Alongside BP and the Libyan Investment Authority, Eni is the operator of the key acreage in western Libya, which sits just 35 km away from the 37,000 b/d Wafa oil field. The well is being drilled to a depth of more than 3,000 meters.

Representatives from Eni confirmed to S&P Global Commodity Insights that "exploration activities have begun in Libya", offering no further comment. BP directed questions to operator Eni.

Repsol and OMV did not immediately respond to requests for comment.

News of the IOCs' resumption of exploration activity -- a central tenet of the NOC's efforts to boost oil production from 1.15 million b/d today to 2 million b/d within five years -- comes alongside a production boost of 10,000 b/d by joint venture Akakus, NOC said.

"Akakus Oil Operations Company has increased its daily oil production rate by 10,000 barrels, as part of the implementation of the National Oil Corporation's strategic plan to increase production," the company said on social media on Oct. 27. "Thus, the production rate in the company's Sharara field reached 284,616 b/d."

The Sharara field, Libya's largest, is operated by a joint venture including NOC, Spain's Repsol, France's TotalEnergies, OMV and Norway's Equinor.

The development, alongside nearby El-Feel, which both supply light sweet crude to Europe, have been frequent targets for armed groups and political actors since the fall of Moammar Qadhafi in 2011 plunged the North African country into chaos.

Shutdown over

Increased exploration activity and production highlights an improved outlook for the Libyan oil sector following a devastating shutdown in September.

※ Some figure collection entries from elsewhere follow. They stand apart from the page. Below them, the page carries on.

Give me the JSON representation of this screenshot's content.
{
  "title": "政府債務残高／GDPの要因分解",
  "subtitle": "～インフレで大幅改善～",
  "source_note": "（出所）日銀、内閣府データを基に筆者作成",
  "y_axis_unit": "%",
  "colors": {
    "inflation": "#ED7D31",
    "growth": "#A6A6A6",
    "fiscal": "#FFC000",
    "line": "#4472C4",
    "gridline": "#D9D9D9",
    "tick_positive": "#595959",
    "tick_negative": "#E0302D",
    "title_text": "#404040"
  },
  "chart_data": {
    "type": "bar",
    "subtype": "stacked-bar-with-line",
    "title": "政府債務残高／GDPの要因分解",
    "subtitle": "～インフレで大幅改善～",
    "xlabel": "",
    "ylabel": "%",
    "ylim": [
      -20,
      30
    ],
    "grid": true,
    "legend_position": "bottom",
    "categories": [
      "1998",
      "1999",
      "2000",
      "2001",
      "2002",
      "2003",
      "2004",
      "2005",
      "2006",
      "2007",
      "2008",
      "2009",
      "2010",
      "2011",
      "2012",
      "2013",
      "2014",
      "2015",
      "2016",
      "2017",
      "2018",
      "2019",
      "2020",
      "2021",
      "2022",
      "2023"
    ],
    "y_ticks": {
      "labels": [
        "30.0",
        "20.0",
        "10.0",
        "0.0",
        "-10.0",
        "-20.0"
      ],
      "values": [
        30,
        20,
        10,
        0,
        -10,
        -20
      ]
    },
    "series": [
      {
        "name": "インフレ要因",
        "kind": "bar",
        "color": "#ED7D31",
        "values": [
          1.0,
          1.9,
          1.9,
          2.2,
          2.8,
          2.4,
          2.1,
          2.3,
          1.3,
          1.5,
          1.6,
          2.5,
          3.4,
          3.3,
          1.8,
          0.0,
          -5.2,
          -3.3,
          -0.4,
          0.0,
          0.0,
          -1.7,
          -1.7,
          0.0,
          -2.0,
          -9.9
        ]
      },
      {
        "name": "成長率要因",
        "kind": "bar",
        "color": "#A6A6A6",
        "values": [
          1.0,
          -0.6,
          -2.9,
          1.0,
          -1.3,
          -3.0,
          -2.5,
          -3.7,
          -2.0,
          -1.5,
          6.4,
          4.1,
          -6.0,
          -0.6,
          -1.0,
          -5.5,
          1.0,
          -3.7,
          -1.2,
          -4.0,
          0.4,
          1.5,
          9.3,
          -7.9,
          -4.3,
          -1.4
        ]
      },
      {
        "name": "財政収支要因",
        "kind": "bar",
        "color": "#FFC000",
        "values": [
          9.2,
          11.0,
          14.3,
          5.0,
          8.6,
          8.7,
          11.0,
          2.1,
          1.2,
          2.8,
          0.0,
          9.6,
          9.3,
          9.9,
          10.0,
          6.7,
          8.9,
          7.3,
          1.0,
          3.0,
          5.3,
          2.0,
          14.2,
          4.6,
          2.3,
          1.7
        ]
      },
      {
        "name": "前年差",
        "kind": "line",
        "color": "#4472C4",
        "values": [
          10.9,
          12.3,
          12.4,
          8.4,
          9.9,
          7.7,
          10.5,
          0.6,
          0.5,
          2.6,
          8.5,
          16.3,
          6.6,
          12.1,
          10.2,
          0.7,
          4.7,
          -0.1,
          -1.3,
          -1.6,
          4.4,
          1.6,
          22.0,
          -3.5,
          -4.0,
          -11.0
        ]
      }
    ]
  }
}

In late August, the country's eastern faction closed oil fields, ports and installations in response to efforts by the western government to replace the head of the country's central bank, which receives and hands out oil revenues that underpin some 93% of government spending.

Libyan output fell to 580,000 b/d in September as a result, according to the Platts OPEC Survey from S&P Global Commodity Insights.

The crisis was finally brought to an end after Naji Essa was appointed as the new central bank governor on Oct. 3, later receiving formal approval from chambers in the east and west.

Commodity Insights reported that production could now surge past pre-shutdown levels with companies having used the crisis as an opportunity to carry out maintenance, as well as new drilling by NOC and its partners.

El-Feel, operated by Eni and NOC, was producing at close to record levels of just under 90,000 b/d after coming back online in October, according to sources with knowledge of the matter.

In its most recent production update on Oct. 20, the NOC said production had reached 1,327,646 b/d of crude and condensate and 193,690 boe/d of natural gas.

However, experts note that healthy crude production still remains vulnerable to the whims of key political actors and armed groups.

Libya's flagship export grade Es Sider was last assessed by Platts at a $2.20/b discount to Dated Brent on Oct. 25 -- a 19-month low -- after having climbed to a $1/b premium during the shutdown.